Альбер не понял, издевается он или говорит серьезно.

— У начинающих есть свой мастер, — продолжал Ламан. — Те, кто чего-то добился, тоже кому-то платят, чтобы им помогали. Но не так, как… — он махнул рукой.

— Вы занимались борьбой? — спросил Альбер о том, что было заведомо известно.

— Тридцать лет. Знаете, когда бросил? В пятьдесят! В свой день рождения я еще выступал. Это было в последний раз. Тогда я сказал: хватит. Ты уже стар для того, чтобы тебя выбрасывали с ковра.

— Сколько вам лет? — недоверчиво спросил Альбер.

— Будет семьдесят, — ответил Ламан. Он насмешливо щурился. Вероятно, привык к изумлению. — Но этим щенкам все еще могу наподдать.

Альбер вежливо кивнул, но не сумел скрыть сомнения. «Щенки» были мускулистыми мужчинами лет под тридцать. На ринге, находящемся в центре зала, они упражнялись в какой-то сложной борьбе. Накидывались друг на друга, бросали на канаты, один выпал за ринг, но в падении как-то зацепился. Другой ударил его ногой по руке. Жутковатое было зрелище. Затем тот, кто оказался над партнером, помог товарищу влезть обратно, и после долгих объяснений они решили начать сызнова.

— Не верите? — живо спросил Ламан. — Хотите поборемся? Я дам вам борцовское снаряжение…

— Нет, спасибо, — в замешательстве выдавил из себя Альбер.

— Почему? Какой-то борьбой вы занимались. Заметно по тому, как вы владеете телом.

Похвала была приятна, но могла завести в опасные воды.

— Что вы! Только обучался самообороне в полиции, — сказал он.

У старика это, вероятно, хорошо оправдавший себя трюк. Никто явно не примет его вызова. Любители, вроде Лелака, побоятся каверзного приема, который может применить старый мошенник, все еще сохраняющий хорошую форму. А профи постыдятся хорошенько ему наподдать. Старик с некоторым психологическим преимуществом начинал любую беседу, завязывал любые связи.

— Чему вы там научились? — упорствовал Ламан. Альбер задумался.

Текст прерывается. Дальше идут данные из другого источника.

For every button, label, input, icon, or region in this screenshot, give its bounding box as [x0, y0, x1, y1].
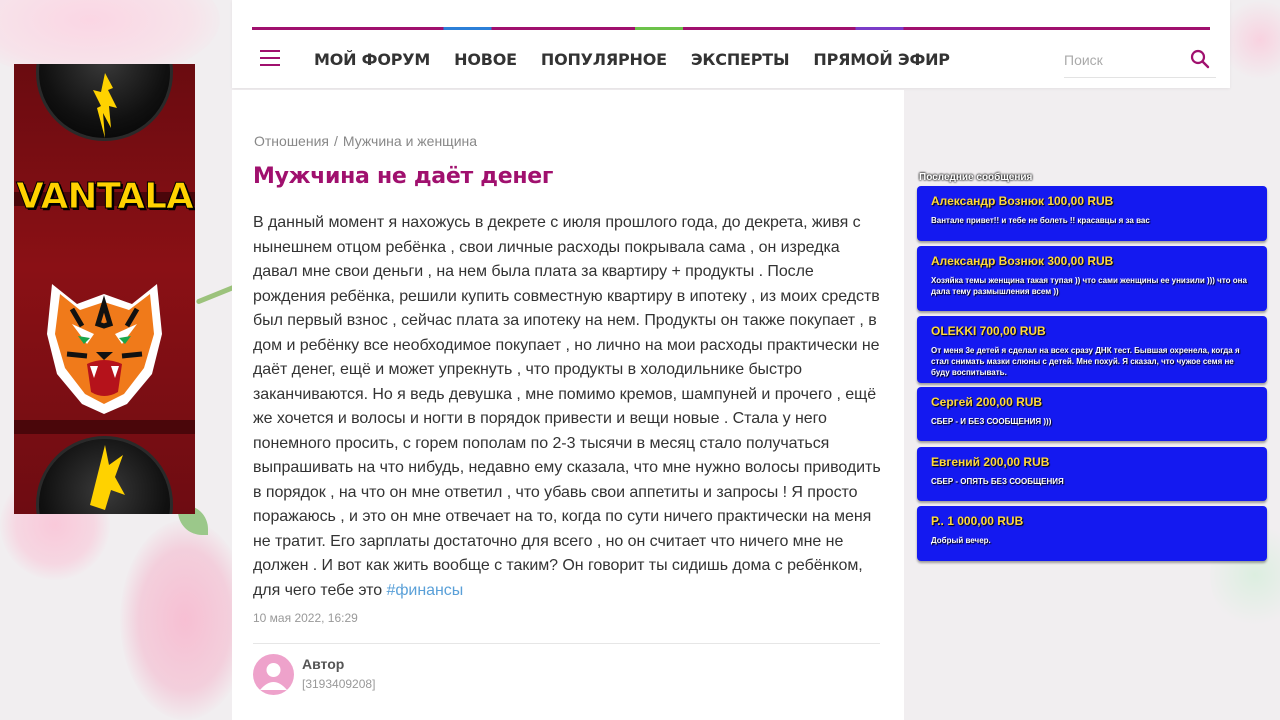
donation-item [917, 447, 1267, 501]
donation-message: Вантале привет!! и тебе не болеть !! красавцы я за вас [931, 216, 1150, 225]
background-stem [196, 284, 237, 304]
post-text: В данный момент я нахожусь в декрете с июля прошлого года, до декрета, живя с нынешнем отцом ребёнка , свои личные расходы покрывала сама , он изредка давал мне свои деньги , на нем была плата за квартиру + продукты . После рождения ребёнка, решили купить совместную квартиру в ипотеку , из моих средств был первый взнос , сейчас плата за ипотеку на нем. Продукты он также покупает , в дом и ребёнку все необходимое покупает , но лично на мои расходы практически не даёт денег, ещё и может упрекнуть , что продукты в холодильнике быстро заканчиваются. Но я ведь девушка , мне помимо кремов, шампуней и прочего , ещё же хочется и волосы и ногти в порядок привести и вещи новые . Стала у него понемного просить, с горем пополам по 2-3 тысячи в месяц стало получаться выпрашивать на что нибудь, недавно ему сказала, что мне нужно волосы приводить в порядок , на что он мне ответил , что убавь свои аппетиты и запросы ! Я просто поражаюсь , и это он мне отвечает на то, когда по сути ничего практически на меня не тратит. Его зарплаты достаточно для всего , но он считает что ничего мне не должен . И вот как жить вообще с таким? Он говорит ты сидишь дома с ребёнком, для чего тебе это [253, 214, 881, 599]
donation-item [917, 186, 1267, 241]
post-date: 10 мая 2022, 16:29 [253, 611, 358, 625]
post-article [232, 90, 904, 720]
tiger-logo-icon [32, 264, 177, 419]
donation-message: Хозяйка темы женщина такая тупая )) что сами женщины ее унизили ))) что она дала тему размышления всем )) [931, 276, 1247, 296]
search-box [1064, 44, 1216, 78]
author-name[interactable]: Автор [302, 656, 345, 672]
donation-name: Александр Вознюк 100,00 RUB [931, 194, 1114, 208]
donation-name: Сергей 200,00 RUB [931, 395, 1043, 409]
wolf-emblem-icon [36, 436, 173, 514]
nav-popular[interactable]: ПОПУЛЯРНОЕ [540, 50, 667, 69]
divider [253, 643, 880, 644]
breadcrumb-subsection[interactable]: Мужчина и женщина [342, 133, 478, 149]
banner-stripe [14, 420, 195, 434]
nav-color-strip [252, 27, 1210, 30]
breadcrumb [254, 133, 477, 149]
post-hashtag[interactable]: #финансы [386, 581, 464, 599]
donation-feed-header: Последние сообщения [919, 172, 1033, 183]
page-title: Мужчина не даёт денег [253, 164, 554, 189]
donation-name: Александр Вознюк 300,00 RUB [931, 254, 1114, 268]
donation-message: Добрый вечер. [931, 536, 991, 545]
avatar[interactable] [253, 654, 294, 695]
donation-item [917, 387, 1267, 441]
donation-item [917, 506, 1267, 561]
background-flower [120, 520, 250, 720]
donation-item [917, 246, 1267, 311]
donation-name: Р.. 1 000,00 RUB [931, 514, 1024, 528]
top-nav [232, 0, 1230, 88]
user-icon [253, 654, 294, 695]
donation-message: СБЕР - ОПЯТЬ БЕЗ СООБЩЕНИЯ [931, 477, 1064, 486]
nav-experts[interactable]: ЭКСПЕРТЫ [690, 50, 790, 69]
menu-icon[interactable] [260, 50, 280, 66]
donation-name: Евгений 200,00 RUB [931, 455, 1050, 469]
nav-live[interactable]: ПРЯМОЙ ЭФИР [813, 50, 950, 69]
donation-item [917, 316, 1267, 383]
nav-links [314, 50, 974, 69]
nav-my-forum[interactable]: МОЙ ФОРУМ [314, 50, 431, 69]
search-input[interactable] [1064, 48, 1179, 72]
search-icon[interactable] [1190, 49, 1210, 69]
donation-message: СБЕР - И БЕЗ СООБЩЕНИЯ ))) [931, 417, 1052, 426]
nav-new[interactable]: НОВОЕ [454, 50, 517, 69]
author-id: [3193409208] [302, 677, 376, 691]
streamer-ad-banner [14, 64, 195, 514]
donation-message: От меня 3е детей я сделал на всех сразу ДНК тест. Бывшая охренела, когда я стал снимать мазки слюны с детей. Мне похуй. Я сказал, что чужое семя не буду воспитывать. [931, 346, 1240, 377]
breadcrumb-section[interactable]: Отношения [254, 133, 329, 149]
tribal-emblem-icon [36, 64, 173, 141]
banner-brand: VANTALA [16, 176, 193, 217]
post-body [253, 211, 883, 603]
donation-name: OLEKKI 700,00 RUB [931, 324, 1046, 338]
breadcrumb-separator: / [333, 133, 338, 149]
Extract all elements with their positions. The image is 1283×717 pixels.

— Был у нас тренер по дзюдо, учил ударам и пинкам, и был мастер-каратист. Этот показывал приемы, захваты, броски.

— А не наоборот? — спросил Ламан.

— Нет. От слова «самооборона» мы просто дурели. Дзюдоист на своих тренировках иного и не делал, только бросал нас, а это у него очень здорово получалось. Но когда речь заходила о самообороне, он всегда хотел показать нечто особое, экзотичное. Удары ребром ладони, тычки кончиками пальцев и прочее. Однажды, когда мы упражнялись, зашел мастер-каратист и чуть богу душу не отдал от хохота. Он-то бил, словно молния. Руки его нельзя было заметить. В мгновенья проносился несколько метров, и пока я успевал сообразить, он уже отдергивал руку. У нас в полиции он учил самообороне, тренировал нас, показывал, как выворачивать нападающим руки.

— Вот лучшая самооборона, — сказал Ламан. И указал на ринг. Оба «щенка» вытирали с себя пот. Они казались усталыми. Альбер вежливо кивнул. До сих пор каждый мастер говорил ему так о своей системе. «Надо бы привести сюда Жака, — подумал он. — Он выстоит против старика, хотя бы из удали».

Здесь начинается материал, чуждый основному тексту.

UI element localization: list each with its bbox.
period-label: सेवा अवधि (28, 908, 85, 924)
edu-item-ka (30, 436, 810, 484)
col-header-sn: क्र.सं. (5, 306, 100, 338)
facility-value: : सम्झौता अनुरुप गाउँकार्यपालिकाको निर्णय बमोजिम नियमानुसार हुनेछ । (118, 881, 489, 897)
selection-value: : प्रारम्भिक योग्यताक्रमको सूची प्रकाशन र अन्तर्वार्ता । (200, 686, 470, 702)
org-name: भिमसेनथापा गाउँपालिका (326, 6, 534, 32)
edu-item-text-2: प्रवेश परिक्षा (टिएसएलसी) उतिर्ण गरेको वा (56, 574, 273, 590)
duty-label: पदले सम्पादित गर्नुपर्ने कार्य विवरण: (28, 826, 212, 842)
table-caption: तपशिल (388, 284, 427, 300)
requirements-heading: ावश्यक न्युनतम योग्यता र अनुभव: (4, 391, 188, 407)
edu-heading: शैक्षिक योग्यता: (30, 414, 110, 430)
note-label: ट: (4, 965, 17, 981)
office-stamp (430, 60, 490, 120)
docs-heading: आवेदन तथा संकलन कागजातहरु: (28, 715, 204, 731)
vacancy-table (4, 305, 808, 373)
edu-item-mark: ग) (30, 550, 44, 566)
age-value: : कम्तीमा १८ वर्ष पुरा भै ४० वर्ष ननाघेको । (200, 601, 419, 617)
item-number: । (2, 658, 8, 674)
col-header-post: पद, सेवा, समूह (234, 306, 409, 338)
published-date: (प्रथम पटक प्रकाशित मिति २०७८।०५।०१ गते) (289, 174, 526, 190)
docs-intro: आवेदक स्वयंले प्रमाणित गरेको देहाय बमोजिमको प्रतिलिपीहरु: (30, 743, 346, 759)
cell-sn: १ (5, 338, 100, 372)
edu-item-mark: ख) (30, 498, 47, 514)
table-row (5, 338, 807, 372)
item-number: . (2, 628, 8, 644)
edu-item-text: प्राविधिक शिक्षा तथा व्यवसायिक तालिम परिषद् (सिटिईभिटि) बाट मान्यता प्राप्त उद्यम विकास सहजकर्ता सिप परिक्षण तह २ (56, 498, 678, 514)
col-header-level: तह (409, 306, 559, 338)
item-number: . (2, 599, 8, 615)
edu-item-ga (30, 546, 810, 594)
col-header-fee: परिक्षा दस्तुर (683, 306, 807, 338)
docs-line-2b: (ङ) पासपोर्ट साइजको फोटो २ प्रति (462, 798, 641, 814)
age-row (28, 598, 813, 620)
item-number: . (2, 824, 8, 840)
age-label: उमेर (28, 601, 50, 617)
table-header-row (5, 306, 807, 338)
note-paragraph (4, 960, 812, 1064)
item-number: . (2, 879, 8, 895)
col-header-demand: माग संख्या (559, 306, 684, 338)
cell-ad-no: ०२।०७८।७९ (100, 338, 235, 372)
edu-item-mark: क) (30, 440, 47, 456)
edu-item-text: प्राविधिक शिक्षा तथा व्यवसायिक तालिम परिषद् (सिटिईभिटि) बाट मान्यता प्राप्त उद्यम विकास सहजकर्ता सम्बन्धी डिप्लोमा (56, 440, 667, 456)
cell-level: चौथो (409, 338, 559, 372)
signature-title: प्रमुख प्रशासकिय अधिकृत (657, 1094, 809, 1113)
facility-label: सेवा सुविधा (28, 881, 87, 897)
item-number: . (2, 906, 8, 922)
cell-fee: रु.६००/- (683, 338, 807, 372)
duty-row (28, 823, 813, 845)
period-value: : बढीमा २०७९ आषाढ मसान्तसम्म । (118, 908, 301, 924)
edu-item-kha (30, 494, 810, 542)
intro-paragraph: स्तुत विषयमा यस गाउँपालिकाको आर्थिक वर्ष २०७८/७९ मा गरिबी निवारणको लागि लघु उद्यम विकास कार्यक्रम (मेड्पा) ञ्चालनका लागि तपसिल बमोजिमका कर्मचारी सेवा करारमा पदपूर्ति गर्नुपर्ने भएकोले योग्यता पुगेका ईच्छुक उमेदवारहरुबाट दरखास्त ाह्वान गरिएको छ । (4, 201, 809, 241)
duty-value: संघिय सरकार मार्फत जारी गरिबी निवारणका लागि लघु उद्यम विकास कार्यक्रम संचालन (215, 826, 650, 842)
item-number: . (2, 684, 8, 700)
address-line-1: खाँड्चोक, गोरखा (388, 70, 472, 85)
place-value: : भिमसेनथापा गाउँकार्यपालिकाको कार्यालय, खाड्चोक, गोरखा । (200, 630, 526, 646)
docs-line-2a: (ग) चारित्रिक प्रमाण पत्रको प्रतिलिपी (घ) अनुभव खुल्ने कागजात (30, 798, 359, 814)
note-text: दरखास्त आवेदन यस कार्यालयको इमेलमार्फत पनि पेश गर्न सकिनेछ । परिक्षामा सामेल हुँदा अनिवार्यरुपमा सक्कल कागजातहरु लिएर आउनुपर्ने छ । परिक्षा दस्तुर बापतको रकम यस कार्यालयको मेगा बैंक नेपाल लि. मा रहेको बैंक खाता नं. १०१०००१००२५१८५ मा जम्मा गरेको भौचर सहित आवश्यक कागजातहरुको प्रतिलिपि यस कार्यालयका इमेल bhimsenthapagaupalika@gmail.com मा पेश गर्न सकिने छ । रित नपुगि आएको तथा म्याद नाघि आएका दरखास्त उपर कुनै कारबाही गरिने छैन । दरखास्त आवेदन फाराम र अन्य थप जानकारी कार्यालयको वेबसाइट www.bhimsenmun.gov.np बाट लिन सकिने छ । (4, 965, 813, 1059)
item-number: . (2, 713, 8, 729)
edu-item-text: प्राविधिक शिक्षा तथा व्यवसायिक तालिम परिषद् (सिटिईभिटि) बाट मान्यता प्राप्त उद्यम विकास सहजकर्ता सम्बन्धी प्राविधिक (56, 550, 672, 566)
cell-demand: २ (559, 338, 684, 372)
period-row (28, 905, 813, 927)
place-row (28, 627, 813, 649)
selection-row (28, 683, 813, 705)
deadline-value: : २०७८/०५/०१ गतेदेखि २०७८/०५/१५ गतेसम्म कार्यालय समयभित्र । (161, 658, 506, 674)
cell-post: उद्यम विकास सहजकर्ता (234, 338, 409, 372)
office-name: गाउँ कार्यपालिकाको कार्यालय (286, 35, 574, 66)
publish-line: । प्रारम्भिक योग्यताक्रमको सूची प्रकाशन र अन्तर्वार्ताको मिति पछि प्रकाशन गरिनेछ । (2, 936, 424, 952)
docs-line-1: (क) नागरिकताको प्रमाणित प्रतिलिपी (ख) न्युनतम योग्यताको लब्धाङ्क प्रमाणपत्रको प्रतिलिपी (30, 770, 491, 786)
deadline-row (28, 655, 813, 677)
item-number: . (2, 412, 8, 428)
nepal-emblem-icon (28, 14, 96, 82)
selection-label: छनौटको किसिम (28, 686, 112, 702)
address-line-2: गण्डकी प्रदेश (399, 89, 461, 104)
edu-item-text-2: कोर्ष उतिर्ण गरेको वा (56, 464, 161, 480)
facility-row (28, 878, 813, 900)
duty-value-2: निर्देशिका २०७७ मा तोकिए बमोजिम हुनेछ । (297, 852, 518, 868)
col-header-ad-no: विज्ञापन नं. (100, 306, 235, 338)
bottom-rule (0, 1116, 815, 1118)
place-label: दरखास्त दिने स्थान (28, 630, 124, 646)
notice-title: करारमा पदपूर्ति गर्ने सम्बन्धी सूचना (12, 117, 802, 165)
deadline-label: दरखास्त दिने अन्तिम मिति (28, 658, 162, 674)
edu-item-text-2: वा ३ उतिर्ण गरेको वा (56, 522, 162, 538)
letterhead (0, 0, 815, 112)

— Какое у вас мнение о состязаниях «Все дозволено»? — попытался проявить инициативу Альбер.

Ламан вытащил из письменного стола термос и стертый стакан из желтой пластмассы. Налил себе темный, похожий на чай напиток. Альберу не предложил.

— Что вы хотите узнать? — переспросил он.

— Ну… — Альбер не мог точно сказать. — Ваше мнение об этих состязаниях?